The researchers found that the lifetime prevalence of OCD was significantly higher in case compared with control relatives (11.7% vs 2.7%). Case relatives had higher rates of both obsessions and compulsions; however, this finding is more robust for obsessions. 

Eating disorders: Lilienfield et al (1998)

Lilienfield et al (1998) carried out a case control study to determine if there is a potential genetic link for eating disorders. The sample was made up of women living with anorexia nervosa (n = 26) or bulimia nervosa (n = 47) and a control group (n = 44). First degree female relatives were also interviewed (n = 460).

All interviews of the AN, BN, and control group were conducted face to face. 85% of the AN group had restored their weight at the time of the interview. Whenever possible, first-degree relatives were interviewed in person; otherwise they were interviewed by telephone. The mean number of relatives per group was 3.4 for AN, 3.5 for BN, and 4.3 for the control group. Information was obtained on unavaialable female relatives through family history interviews with all interviewed family members serving as informants.

Researchers carried out structured interviews.  One of the interview schedules was the Eating Disorders Family History Interview to determine eating disorders and disordered eating behaviours.  They also used the Family History Research Diagnostic Criteria , in order to deterine the lifetime prevalence of depression, OCD, and other mental health concerns.

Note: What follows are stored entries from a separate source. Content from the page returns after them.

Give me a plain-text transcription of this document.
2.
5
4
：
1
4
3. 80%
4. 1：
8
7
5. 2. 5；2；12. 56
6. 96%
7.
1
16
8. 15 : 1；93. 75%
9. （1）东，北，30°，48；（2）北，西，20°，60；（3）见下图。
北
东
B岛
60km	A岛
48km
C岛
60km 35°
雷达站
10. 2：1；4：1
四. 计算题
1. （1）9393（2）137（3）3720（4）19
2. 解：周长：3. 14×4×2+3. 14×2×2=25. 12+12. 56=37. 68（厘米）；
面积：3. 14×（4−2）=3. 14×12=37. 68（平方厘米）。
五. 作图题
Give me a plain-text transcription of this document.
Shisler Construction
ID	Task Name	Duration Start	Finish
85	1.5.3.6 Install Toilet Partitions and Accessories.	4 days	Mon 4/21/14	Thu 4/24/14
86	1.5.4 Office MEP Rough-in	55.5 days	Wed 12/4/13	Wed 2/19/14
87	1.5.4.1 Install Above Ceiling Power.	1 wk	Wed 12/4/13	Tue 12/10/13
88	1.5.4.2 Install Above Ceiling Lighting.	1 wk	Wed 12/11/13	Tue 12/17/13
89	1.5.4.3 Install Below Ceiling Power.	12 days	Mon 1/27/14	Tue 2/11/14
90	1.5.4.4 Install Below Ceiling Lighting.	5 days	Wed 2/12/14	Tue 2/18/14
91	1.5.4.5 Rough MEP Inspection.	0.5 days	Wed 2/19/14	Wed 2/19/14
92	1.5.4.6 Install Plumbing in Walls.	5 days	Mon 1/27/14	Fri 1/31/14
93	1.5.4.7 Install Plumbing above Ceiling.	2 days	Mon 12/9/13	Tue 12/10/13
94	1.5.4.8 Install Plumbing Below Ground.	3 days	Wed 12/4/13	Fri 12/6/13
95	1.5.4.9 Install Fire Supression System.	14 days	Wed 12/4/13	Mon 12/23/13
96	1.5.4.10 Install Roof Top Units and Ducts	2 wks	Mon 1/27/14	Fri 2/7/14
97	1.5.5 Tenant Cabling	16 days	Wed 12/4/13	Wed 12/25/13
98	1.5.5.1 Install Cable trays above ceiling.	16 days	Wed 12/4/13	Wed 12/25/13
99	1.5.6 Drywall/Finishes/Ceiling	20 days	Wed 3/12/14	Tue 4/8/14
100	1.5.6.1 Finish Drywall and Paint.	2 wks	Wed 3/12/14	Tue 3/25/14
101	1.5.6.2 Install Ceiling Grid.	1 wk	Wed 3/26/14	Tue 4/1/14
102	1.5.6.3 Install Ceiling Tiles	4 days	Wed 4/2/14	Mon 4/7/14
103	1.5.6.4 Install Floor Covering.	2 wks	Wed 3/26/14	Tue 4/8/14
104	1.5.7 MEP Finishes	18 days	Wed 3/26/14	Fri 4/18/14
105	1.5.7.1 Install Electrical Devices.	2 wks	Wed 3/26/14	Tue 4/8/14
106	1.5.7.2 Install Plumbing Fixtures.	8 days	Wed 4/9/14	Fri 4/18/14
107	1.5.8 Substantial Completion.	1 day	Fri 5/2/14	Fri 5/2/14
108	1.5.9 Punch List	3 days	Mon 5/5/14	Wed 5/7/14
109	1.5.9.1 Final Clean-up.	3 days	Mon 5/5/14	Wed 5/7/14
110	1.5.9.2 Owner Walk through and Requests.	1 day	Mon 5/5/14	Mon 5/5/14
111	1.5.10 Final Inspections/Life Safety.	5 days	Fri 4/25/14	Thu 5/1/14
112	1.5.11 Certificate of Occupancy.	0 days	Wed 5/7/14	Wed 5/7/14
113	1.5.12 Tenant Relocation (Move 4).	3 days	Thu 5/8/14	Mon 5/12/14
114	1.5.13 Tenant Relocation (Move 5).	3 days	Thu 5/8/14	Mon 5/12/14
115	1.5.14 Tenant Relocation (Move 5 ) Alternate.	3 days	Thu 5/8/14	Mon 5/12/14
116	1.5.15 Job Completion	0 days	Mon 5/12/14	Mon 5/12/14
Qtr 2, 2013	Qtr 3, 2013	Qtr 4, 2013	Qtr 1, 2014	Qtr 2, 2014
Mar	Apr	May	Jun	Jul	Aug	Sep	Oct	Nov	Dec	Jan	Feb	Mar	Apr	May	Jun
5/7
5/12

Relatives of anorexic and bulimic probands had increased risk of disordered eating behaviours, but not a diagnosis of AN or BN.  The risk of obsessive-compulsive personality disorder was higher only among relatives of anorexic probands. The prevalence of major depressive disorder and obsessive-compulsive disorder was independent of that of anorexia nervosa and bulimia nervosa - that is, there was no significant difference in the prevalence of these disorders between the eating disorder probands and the control group.

 Teacher only box

There are several potential questions that could be asked about any one of these studies. For example:

  • Are you worried that data was only collected at one time?  Can you be sure that the data is consistent over time?
  • To what extent do you believe that the family members were honest about their own psychological history?  Could their answers be influenced by expectancy effect?
  • What was the cultural background of your sample?  How do you think that a lack of diversity may have affected the results of your study?
  • Some of this research here is quite old. Do you think that a change in the DSM may change the outcomes of your research?
  • To what extent can you argue that genetics is the reason for the significant findings?  Is there potentially a variable within these families that could be argued to be the reason for the disorders?